Grande chambre dans laquelle trônait un lit king-size couvert d’une
courtepointe couleur abricot, flanqué de chevets en chêne clair, jolie
salle d’eau dont tout le fond était occupé par la douche italienne avec
un pommeau grand comme une pizza…
— Steph, ça va pas ? Assieds-toi… Viens, assieds-toi…
Anita
avait pris ma main et m’avait fait asseoir près d’elle ; elle tapotait
mes mains crispées. Je la voyais toute floue, je l’entendais à peine,
comme si elle était loin de moi, comme si je l’entendais du fond d’un
puits.
— Steph, tu me fais peur, là. Que t’a-t-il fait ? C’est Monsieur Fishburne ? Oh, ma puce…
Je
réalisai seulement alors que je pleurais silencieusement ; de grosses
larmes roulaient sur mes joues. J’ai tenté un sourire pour rassurer
Anita. Raté ! Comprenant que je n’arrivais pas à m’exprimer, elle me
tira doucement contre elle et je m’affalai littéralement dans son giron,
la joue sur sa poitrine volumineuse. Sans force, sans volonté. En
reniflant, je m’essuyai très élégamment les yeux avec mon poignet,
inondant son chemisier ; j’étais bien… Anita portait un parfum frais et
tendre de jasmin, de mimosa, qui me ravissait. Enfin j’ai pu relever la
tête, me moucher dans un Kleenex que m’a donné la jeune femme.

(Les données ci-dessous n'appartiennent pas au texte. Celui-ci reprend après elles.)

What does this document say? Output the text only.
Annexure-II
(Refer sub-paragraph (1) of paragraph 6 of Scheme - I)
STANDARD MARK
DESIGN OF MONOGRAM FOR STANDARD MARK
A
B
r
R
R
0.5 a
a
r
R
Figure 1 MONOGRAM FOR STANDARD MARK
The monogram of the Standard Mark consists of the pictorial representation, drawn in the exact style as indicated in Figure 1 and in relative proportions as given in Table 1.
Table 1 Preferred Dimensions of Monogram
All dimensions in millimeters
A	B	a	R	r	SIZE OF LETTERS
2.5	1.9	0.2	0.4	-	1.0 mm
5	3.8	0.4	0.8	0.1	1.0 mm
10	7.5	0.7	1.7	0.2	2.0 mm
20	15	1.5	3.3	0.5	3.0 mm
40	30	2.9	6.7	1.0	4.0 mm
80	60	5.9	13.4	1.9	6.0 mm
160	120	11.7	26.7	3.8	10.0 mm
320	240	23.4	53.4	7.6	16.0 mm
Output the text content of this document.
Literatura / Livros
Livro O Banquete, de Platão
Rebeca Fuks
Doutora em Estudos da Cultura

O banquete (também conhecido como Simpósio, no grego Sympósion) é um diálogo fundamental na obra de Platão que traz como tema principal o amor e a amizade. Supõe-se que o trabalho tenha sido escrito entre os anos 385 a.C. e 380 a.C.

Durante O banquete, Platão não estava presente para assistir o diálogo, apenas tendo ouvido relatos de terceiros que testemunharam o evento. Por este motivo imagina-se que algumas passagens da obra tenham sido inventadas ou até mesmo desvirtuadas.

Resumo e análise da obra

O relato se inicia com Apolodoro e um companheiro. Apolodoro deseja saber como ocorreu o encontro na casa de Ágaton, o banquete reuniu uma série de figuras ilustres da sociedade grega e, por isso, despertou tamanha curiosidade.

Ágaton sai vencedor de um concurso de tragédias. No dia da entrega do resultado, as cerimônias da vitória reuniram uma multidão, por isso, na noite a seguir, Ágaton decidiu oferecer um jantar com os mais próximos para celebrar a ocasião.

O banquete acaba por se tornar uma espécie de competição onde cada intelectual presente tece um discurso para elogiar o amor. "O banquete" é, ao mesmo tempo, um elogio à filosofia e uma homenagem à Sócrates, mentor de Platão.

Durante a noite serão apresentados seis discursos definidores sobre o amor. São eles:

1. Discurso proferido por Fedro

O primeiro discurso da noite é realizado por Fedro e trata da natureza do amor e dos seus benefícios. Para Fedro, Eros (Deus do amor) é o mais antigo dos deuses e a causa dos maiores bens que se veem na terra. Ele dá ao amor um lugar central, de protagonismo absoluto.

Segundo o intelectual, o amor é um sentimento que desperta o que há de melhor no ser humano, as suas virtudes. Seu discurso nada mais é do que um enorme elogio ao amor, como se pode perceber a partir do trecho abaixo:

— Merci ; je n’ai jamais eu de chez-moi. Jamais. Quand j’ai visité et que j’ai réalisé…
— Chut, c’est fini, ne pleure plus…
Je
me suis levée pour aller me passer de l’eau froide sur le visage ; en
levant la tête, j’ai aperçu une gamine de onze ans, mal coiffée et les
yeux rouges d’avoir trop pleuré, les joues creuses des repas trop
souvent sautés, vêtue d’oripeaux fournis pas les services sociaux. Dans
le fond, je n’ai pas changé : j’ai grandi, pris du poids, mais je suis
toujours cette petite fille qui a peur de tout alors qu’elle n’a rien.